Intermediate – Have the ‘sudden urge’ to consider the feng shui of your bedroom and start moving furniture around. Maybe your bed looks better further away from the shared wall? May get a bit tedious if your household is quite sexually active.
Expert – Go out, find a date and get distracted by your own sex life. Then you’ll neither notice nor care about theirs.
When you’re the couple in question:
Still want to have sex but not sure how you feel about performing to a full house? Read on my randy friend, read on…
Basic – The old silent tactic. But let’s face it, mute sex with minimal movement isn’t exactly a turn on so, moving on…

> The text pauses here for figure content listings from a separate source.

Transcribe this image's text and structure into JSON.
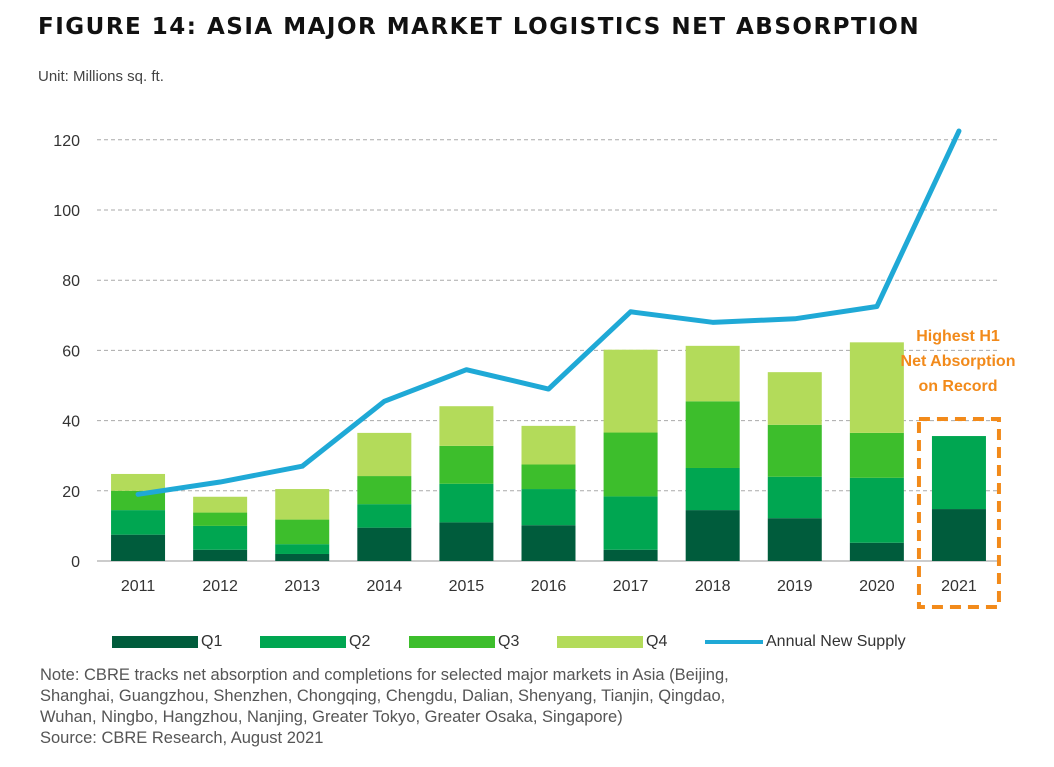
{
  "title": "FIGURE 14: ASIA MAJOR MARKET LOGISTICS NET ABSORPTION",
  "unit": "Unit: Millions sq. ft.",
  "annotation": [
    "Highest H1",
    "Net Absorption",
    "on Record"
  ],
  "note_lines": [
    "Note: CBRE tracks net absorption and completions for selected major markets in Asia (Beijing,",
    "Shanghai, Guangzhou, Shenzhen, Chongqing, Chengdu, Dalian, Shenyang, Tianjin, Qingdao,",
    "Wuhan, Ningbo, Hangzhou, Nanjing, Greater Tokyo, Greater Osaka, Singapore)",
    "Source: CBRE Research, August 2021"
  ],
  "colors": {
    "q1": "#005C3C",
    "q2": "#00A651",
    "q3": "#3DBE2C",
    "q4": "#B3DB5A",
    "supply": "#1FA9D6",
    "highlight": "#F28A1A",
    "grid": "#AAAAAA"
  },
  "chart_data": {
    "type": "bar",
    "stacked": true,
    "categories": [
      "2011",
      "2012",
      "2013",
      "2014",
      "2015",
      "2016",
      "2017",
      "2018",
      "2019",
      "2020",
      "2021"
    ],
    "series": [
      {
        "name": "Q1",
        "values": [
          7.5,
          3.2,
          2.0,
          9.5,
          11.0,
          10.2,
          3.2,
          14.5,
          12.2,
          5.2,
          14.8
        ]
      },
      {
        "name": "Q2",
        "values": [
          7.0,
          6.8,
          2.8,
          6.7,
          11.0,
          10.3,
          15.2,
          12.0,
          11.8,
          18.5,
          20.8
        ]
      },
      {
        "name": "Q3",
        "values": [
          5.5,
          3.8,
          7.0,
          8.0,
          10.8,
          7.0,
          18.2,
          19.0,
          14.8,
          12.8,
          null
        ]
      },
      {
        "name": "Q4",
        "values": [
          4.8,
          4.5,
          8.7,
          12.3,
          11.3,
          11.0,
          23.6,
          15.8,
          15.0,
          25.8,
          null
        ]
      }
    ],
    "lines": [
      {
        "name": "Annual New Supply",
        "values": [
          19.0,
          22.5,
          27.0,
          45.5,
          54.5,
          49.0,
          71.0,
          68.0,
          69.0,
          72.5,
          122.5
        ]
      }
    ],
    "yticks": [
      0,
      20,
      40,
      60,
      80,
      100,
      120
    ],
    "ylim": [
      0,
      125
    ],
    "grid": true,
    "legend_position": "bottom",
    "highlight_category": "2021"
  }
}
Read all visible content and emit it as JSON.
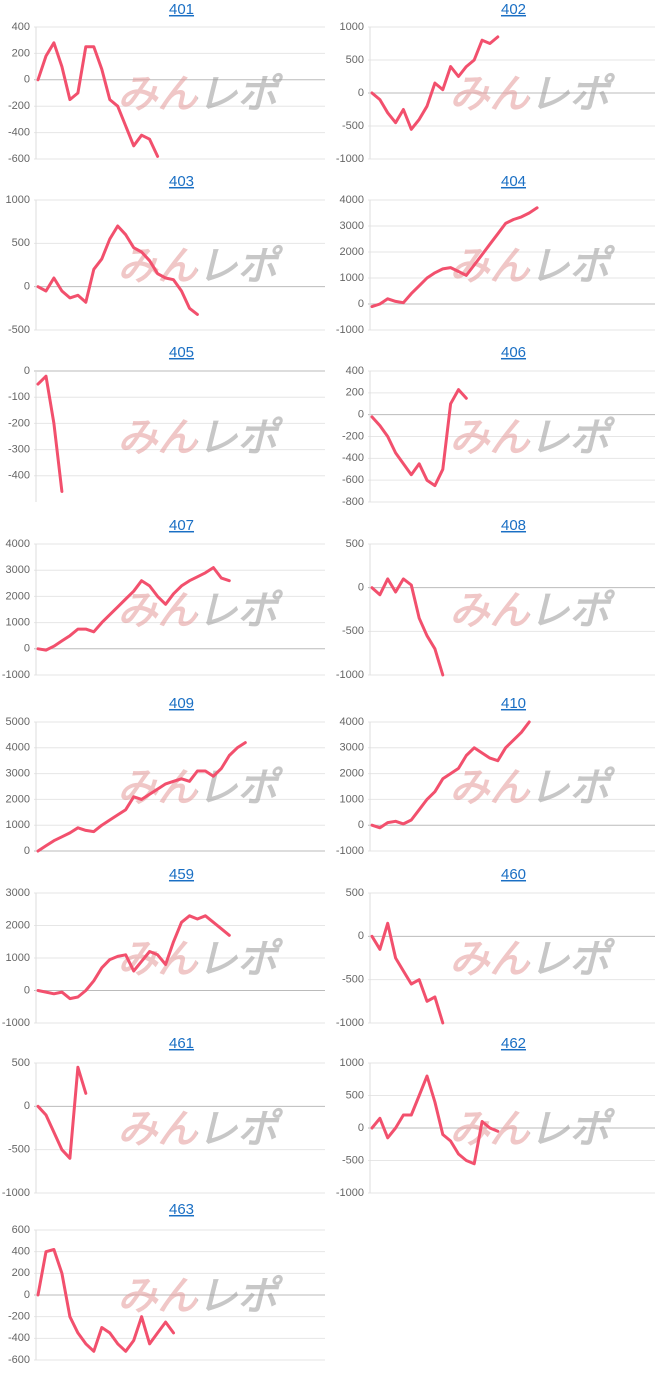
{
  "watermark": "みんレポ",
  "chart_data": [
    {
      "type": "line",
      "title": "401",
      "color": "#f2506d",
      "ylim": [
        -600,
        400
      ],
      "yticks": [
        400,
        200,
        0,
        -200,
        -400,
        -600
      ],
      "values": [
        0,
        180,
        280,
        100,
        -150,
        -100,
        250,
        250,
        80,
        -150,
        -200,
        -350,
        -500,
        -420,
        -450,
        -580
      ]
    },
    {
      "type": "line",
      "title": "402",
      "color": "#f2506d",
      "ylim": [
        -1000,
        1000
      ],
      "yticks": [
        1000,
        500,
        0,
        -500,
        -1000
      ],
      "values": [
        0,
        -100,
        -300,
        -450,
        -250,
        -550,
        -400,
        -200,
        150,
        50,
        400,
        250,
        400,
        500,
        800,
        750,
        850
      ]
    },
    {
      "type": "line",
      "title": "403",
      "color": "#f2506d",
      "ylim": [
        -500,
        1000
      ],
      "yticks": [
        1000,
        500,
        0,
        -500
      ],
      "values": [
        0,
        -50,
        100,
        -50,
        -130,
        -100,
        -180,
        200,
        320,
        550,
        700,
        600,
        450,
        400,
        300,
        150,
        100,
        80,
        -50,
        -250,
        -320
      ]
    },
    {
      "type": "line",
      "title": "404",
      "color": "#f2506d",
      "ylim": [
        -1000,
        4000
      ],
      "yticks": [
        4000,
        3000,
        2000,
        1000,
        0,
        -1000
      ],
      "values": [
        -100,
        0,
        200,
        100,
        50,
        400,
        700,
        1000,
        1200,
        1350,
        1400,
        1250,
        1100,
        1500,
        1900,
        2300,
        2700,
        3100,
        3250,
        3350,
        3500,
        3700
      ]
    },
    {
      "type": "line",
      "title": "405",
      "color": "#f2506d",
      "ylim": [
        -500,
        0
      ],
      "yticks": [
        0,
        -100,
        -200,
        -300,
        -400
      ],
      "values": [
        -50,
        -20,
        -200,
        -460
      ]
    },
    {
      "type": "line",
      "title": "406",
      "color": "#f2506d",
      "ylim": [
        -800,
        400
      ],
      "yticks": [
        400,
        200,
        0,
        -200,
        -400,
        -600,
        -800
      ],
      "values": [
        -20,
        -100,
        -200,
        -350,
        -450,
        -550,
        -450,
        -600,
        -650,
        -500,
        100,
        230,
        150
      ]
    },
    {
      "type": "line",
      "title": "407",
      "color": "#f2506d",
      "ylim": [
        -1000,
        4000
      ],
      "yticks": [
        4000,
        3000,
        2000,
        1000,
        0,
        -1000
      ],
      "values": [
        0,
        -50,
        100,
        300,
        500,
        750,
        750,
        650,
        1000,
        1300,
        1600,
        1900,
        2200,
        2600,
        2400,
        2000,
        1700,
        2100,
        2400,
        2600,
        2750,
        2900,
        3100,
        2700,
        2600
      ]
    },
    {
      "type": "line",
      "title": "408",
      "color": "#f2506d",
      "ylim": [
        -1000,
        500
      ],
      "yticks": [
        500,
        0,
        -500,
        -1000
      ],
      "values": [
        0,
        -80,
        100,
        -50,
        100,
        30,
        -350,
        -550,
        -700,
        -1000
      ]
    },
    {
      "type": "line",
      "title": "409",
      "color": "#f2506d",
      "ylim": [
        0,
        5000
      ],
      "yticks": [
        5000,
        4000,
        3000,
        2000,
        1000,
        0
      ],
      "values": [
        0,
        200,
        400,
        550,
        700,
        900,
        800,
        750,
        1000,
        1200,
        1400,
        1600,
        2100,
        2000,
        2200,
        2400,
        2600,
        2700,
        2800,
        2700,
        3100,
        3100,
        2900,
        3200,
        3700,
        4000,
        4200
      ]
    },
    {
      "type": "line",
      "title": "410",
      "color": "#f2506d",
      "ylim": [
        -1000,
        4000
      ],
      "yticks": [
        4000,
        3000,
        2000,
        1000,
        0,
        -1000
      ],
      "values": [
        0,
        -100,
        100,
        150,
        50,
        200,
        600,
        1000,
        1300,
        1800,
        2000,
        2200,
        2700,
        3000,
        2800,
        2600,
        2500,
        3000,
        3300,
        3600,
        4000
      ]
    },
    {
      "type": "line",
      "title": "459",
      "color": "#f2506d",
      "ylim": [
        -1000,
        3000
      ],
      "yticks": [
        3000,
        2000,
        1000,
        0,
        -1000
      ],
      "values": [
        0,
        -50,
        -100,
        -50,
        -250,
        -200,
        0,
        300,
        700,
        950,
        1050,
        1100,
        600,
        900,
        1200,
        1100,
        800,
        1500,
        2100,
        2300,
        2200,
        2300,
        2100,
        1900,
        1700
      ]
    },
    {
      "type": "line",
      "title": "460",
      "color": "#f2506d",
      "ylim": [
        -1000,
        500
      ],
      "yticks": [
        500,
        0,
        -500,
        -1000
      ],
      "values": [
        0,
        -150,
        150,
        -250,
        -400,
        -550,
        -500,
        -750,
        -700,
        -1000
      ]
    },
    {
      "type": "line",
      "title": "461",
      "color": "#f2506d",
      "ylim": [
        -1000,
        500
      ],
      "yticks": [
        500,
        0,
        -500,
        -1000
      ],
      "values": [
        0,
        -100,
        -300,
        -500,
        -600,
        450,
        150
      ]
    },
    {
      "type": "line",
      "title": "462",
      "color": "#f2506d",
      "ylim": [
        -1000,
        1000
      ],
      "yticks": [
        1000,
        500,
        0,
        -500,
        -1000
      ],
      "values": [
        0,
        150,
        -150,
        0,
        200,
        200,
        500,
        800,
        400,
        -100,
        -200,
        -400,
        -500,
        -550,
        100,
        0,
        -50
      ]
    },
    {
      "type": "line",
      "title": "463",
      "color": "#f2506d",
      "ylim": [
        -600,
        600
      ],
      "yticks": [
        600,
        400,
        200,
        0,
        -200,
        -400,
        -600
      ],
      "values": [
        0,
        400,
        420,
        200,
        -200,
        -350,
        -450,
        -520,
        -300,
        -350,
        -450,
        -520,
        -420,
        -200,
        -450,
        -350,
        -250,
        -350
      ]
    }
  ]
}
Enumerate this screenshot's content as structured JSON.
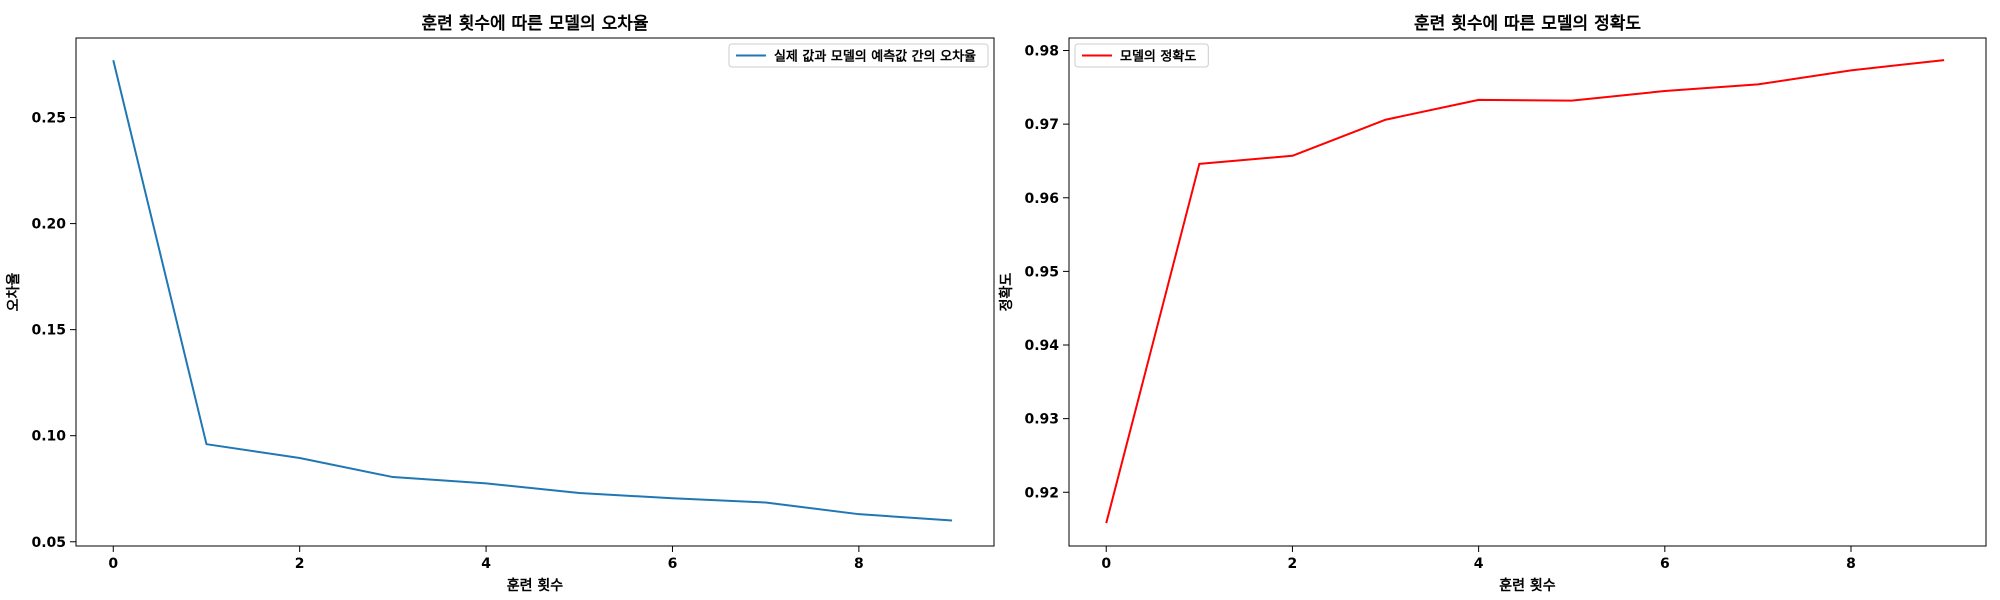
{
  "chart_data": [
    {
      "type": "line",
      "title": "훈련 횟수에 따른 모델의 오차율",
      "xlabel": "훈련 횟수",
      "ylabel": "오차율",
      "x": [
        0,
        1,
        2,
        3,
        4,
        5,
        6,
        7,
        8,
        9
      ],
      "xticks": [
        0,
        2,
        4,
        6,
        8
      ],
      "yticks": [
        0.05,
        0.1,
        0.15,
        0.2,
        0.25
      ],
      "xlim": [
        -0.4,
        9.45
      ],
      "ylim": [
        0.048,
        0.2875
      ],
      "grid": false,
      "legend_position": "top-right",
      "series": [
        {
          "name": "실제 값과 모델의 예측값 간의 오차율",
          "color": "#1f77b4",
          "values": [
            0.277,
            0.096,
            0.0895,
            0.0805,
            0.0775,
            0.073,
            0.0705,
            0.0685,
            0.063,
            0.06
          ]
        }
      ]
    },
    {
      "type": "line",
      "title": "훈련 횟수에 따른 모델의 정확도",
      "xlabel": "훈련 횟수",
      "ylabel": "정확도",
      "x": [
        0,
        1,
        2,
        3,
        4,
        5,
        6,
        7,
        8,
        9
      ],
      "xticks": [
        0,
        2,
        4,
        6,
        8
      ],
      "yticks": [
        0.92,
        0.93,
        0.94,
        0.95,
        0.96,
        0.97,
        0.98
      ],
      "xlim": [
        -0.4,
        9.45
      ],
      "ylim": [
        0.9127,
        0.9817
      ],
      "grid": false,
      "legend_position": "top-left",
      "series": [
        {
          "name": "모델의 정확도",
          "color": "#ff0000",
          "values": [
            0.9158,
            0.9646,
            0.9657,
            0.9706,
            0.9733,
            0.9732,
            0.9745,
            0.9754,
            0.9773,
            0.9787
          ]
        }
      ]
    }
  ]
}
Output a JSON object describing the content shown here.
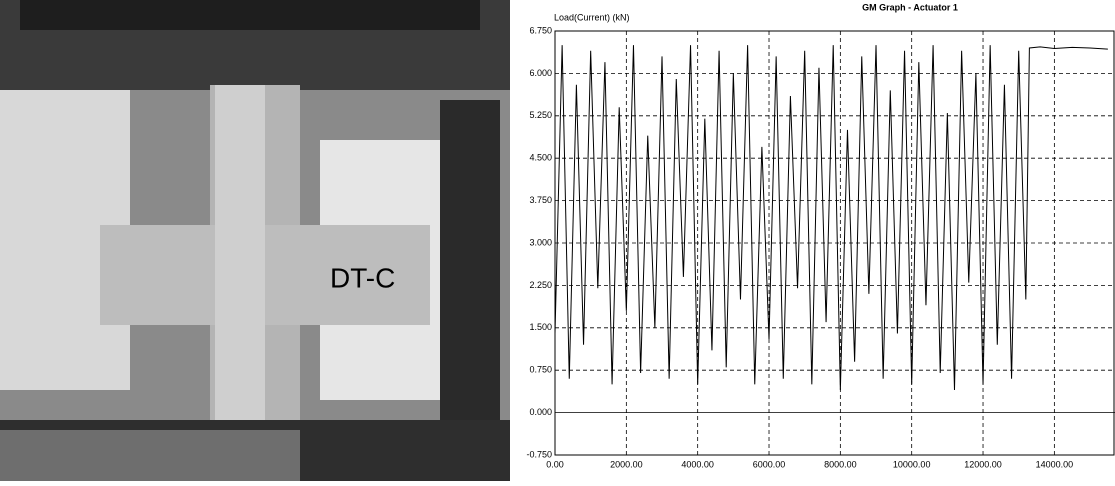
{
  "chart_data": {
    "type": "line",
    "title": "GM Graph - Actuator 1",
    "y_label": "Load(Current) (kN)",
    "color": "#000000",
    "grid": true,
    "x": [
      0,
      200,
      400,
      600,
      800,
      1000,
      1200,
      1400,
      1600,
      1800,
      2000,
      2200,
      2400,
      2600,
      2800,
      3000,
      3200,
      3400,
      3600,
      3800,
      4000,
      4200,
      4400,
      4600,
      4800,
      5000,
      5200,
      5400,
      5600,
      5800,
      6000,
      6200,
      6400,
      6600,
      6800,
      7000,
      7200,
      7400,
      7600,
      7800,
      8000,
      8200,
      8400,
      8600,
      8800,
      9000,
      9200,
      9400,
      9600,
      9800,
      10000,
      10200,
      10400,
      10600,
      10800,
      11000,
      11200,
      11400,
      11600,
      11800,
      12000,
      12200,
      12400,
      12600,
      12800,
      13000,
      13200,
      13300,
      13600,
      14000,
      14500,
      15000,
      15500
    ],
    "values": [
      1.4,
      6.5,
      0.6,
      5.8,
      1.2,
      6.4,
      2.2,
      6.2,
      0.5,
      5.4,
      1.8,
      6.5,
      0.7,
      4.9,
      1.5,
      6.3,
      0.6,
      5.9,
      2.4,
      6.5,
      0.5,
      5.2,
      1.1,
      6.4,
      0.8,
      6.0,
      2.0,
      6.5,
      0.5,
      4.7,
      1.3,
      6.3,
      0.6,
      5.6,
      2.2,
      6.4,
      0.5,
      6.1,
      1.6,
      6.5,
      0.4,
      5.0,
      0.9,
      6.3,
      2.1,
      6.5,
      0.6,
      5.7,
      1.4,
      6.4,
      0.5,
      6.2,
      1.9,
      6.5,
      0.7,
      5.3,
      0.4,
      6.4,
      2.3,
      6.0,
      0.5,
      6.5,
      1.2,
      5.8,
      0.6,
      6.4,
      2.0,
      6.45,
      6.47,
      6.44,
      6.46,
      6.45,
      6.43
    ],
    "xlim": [
      0,
      15700
    ],
    "ylim": [
      -0.75,
      6.75
    ],
    "xticks": [
      {
        "value": 0,
        "label": "0.00"
      },
      {
        "value": 2000,
        "label": "2000.00"
      },
      {
        "value": 4000,
        "label": "4000.00"
      },
      {
        "value": 6000,
        "label": "6000.00"
      },
      {
        "value": 8000,
        "label": "8000.00"
      },
      {
        "value": 10000,
        "label": "10000.00"
      },
      {
        "value": 12000,
        "label": "12000.00"
      },
      {
        "value": 14000,
        "label": "14000.00"
      }
    ],
    "yticks": [
      {
        "value": -0.75,
        "label": "-0.750"
      },
      {
        "value": 0,
        "label": "0.000"
      },
      {
        "value": 0.75,
        "label": "0.750"
      },
      {
        "value": 1.5,
        "label": "1.500"
      },
      {
        "value": 2.25,
        "label": "2.250"
      },
      {
        "value": 3,
        "label": "3.000"
      },
      {
        "value": 3.75,
        "label": "3.750"
      },
      {
        "value": 4.5,
        "label": "4.500"
      },
      {
        "value": 5.25,
        "label": "5.250"
      },
      {
        "value": 6,
        "label": "6.000"
      },
      {
        "value": 6.75,
        "label": "6.750"
      }
    ]
  }
}
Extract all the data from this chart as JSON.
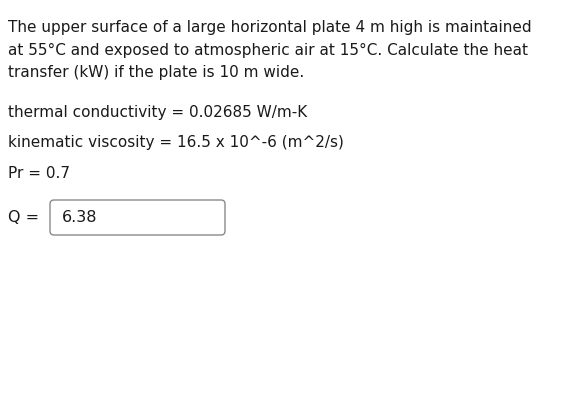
{
  "background_color": "#ffffff",
  "title_lines": [
    "The upper surface of a large horizontal plate 4 m high is maintained",
    "at 55°C and exposed to atmospheric air at 15°C. Calculate the heat",
    "transfer (kW) if the plate is 10 m wide."
  ],
  "param_lines": [
    "thermal conductivity = 0.02685 W/m-K",
    "kinematic viscosity = 16.5 x 10^-6 (m^2/s)",
    "Pr = 0.7"
  ],
  "answer_label": "Q = ",
  "answer_value": "6.38",
  "text_color": "#1a1a1a",
  "box_edge_color": "#8a8a8a",
  "font_size_body": 11.0,
  "font_size_answer": 11.5
}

Intermediate – Hide everything. Lube on the bedside table, vibrator somewhere in the duvet, sex games on the bookshelf (just me?) - it’s all got to go I’m afraid. Imagine you’re preparing your room for a visit from your parents. Just remove anything that implies you actually have a sex life so your flatmates can go on blissfully thinking you’re celibate.
Intermediate – Turn up the TV or put some music on to drown yourselves out, but be warned as this can backfire. The wrong song can totally ruin the mood and if you’re too habitual, your flatmates may cotton on to what a sudden change in volume is really hiding.
Expert – This one takes balls if you pardon the pun, but try announcing your intentions to the flat then it’s up to them how they deal with it. Be loud, be proud, it’s 2019 and having a healthy libido is nothing to be ashamed of.
Expert – With careful planning, think about it, if you’re the first to move in, you can safely have sex in every room in the house without being disturbed and then spend the rest of the year feeling smug while your flatmates are none the wiser.
When you want to actively cock block:
If this section applies to you, you’re probably either bitterly single, totally over the soundtrack of sex or have a very warped sense of humour.
Basic – Put on a cheesy playlist, creepy movie, or (my boyfriend’s suggestion,) videos of animals having sex. Any of the above are likely to dampen the mood and put the offending couple off their game.
Basic – Have sex loudly right back at them. Or just pretend to if you don’t fancy a weird competition.
Intermediate – Order a takeaway in their name so they have to get up and answer the door halfway through. This, however, requires impeccable timing and may cost if they then eat said food. Depends if you’re willing to pay to not hear them.
Intermediate – Have a flat pet? It is now your furry trump card. Simply unleash your weapon of mass disruption into the room with the unsuspecting couple and hope it’s cute/bouncy/drooly enough to halt any intimate relations.
Expert – Open the front door with a very loud ‘Oh hello [flatmate’s] mum, we weren’t expecting you today! Oh yes, they’re just in their room, let me get them for you…’
Expert – My personal favourite: go full David Attenborough. Think blow by blow (sorry) nature documentary through the door very loudly. Even better if you can get other flatmates involved too. Sporting commentary may be equally as effective. Either way, the poor couple should be embarrassed enough to stop and may think twice about doing it again when other people are home.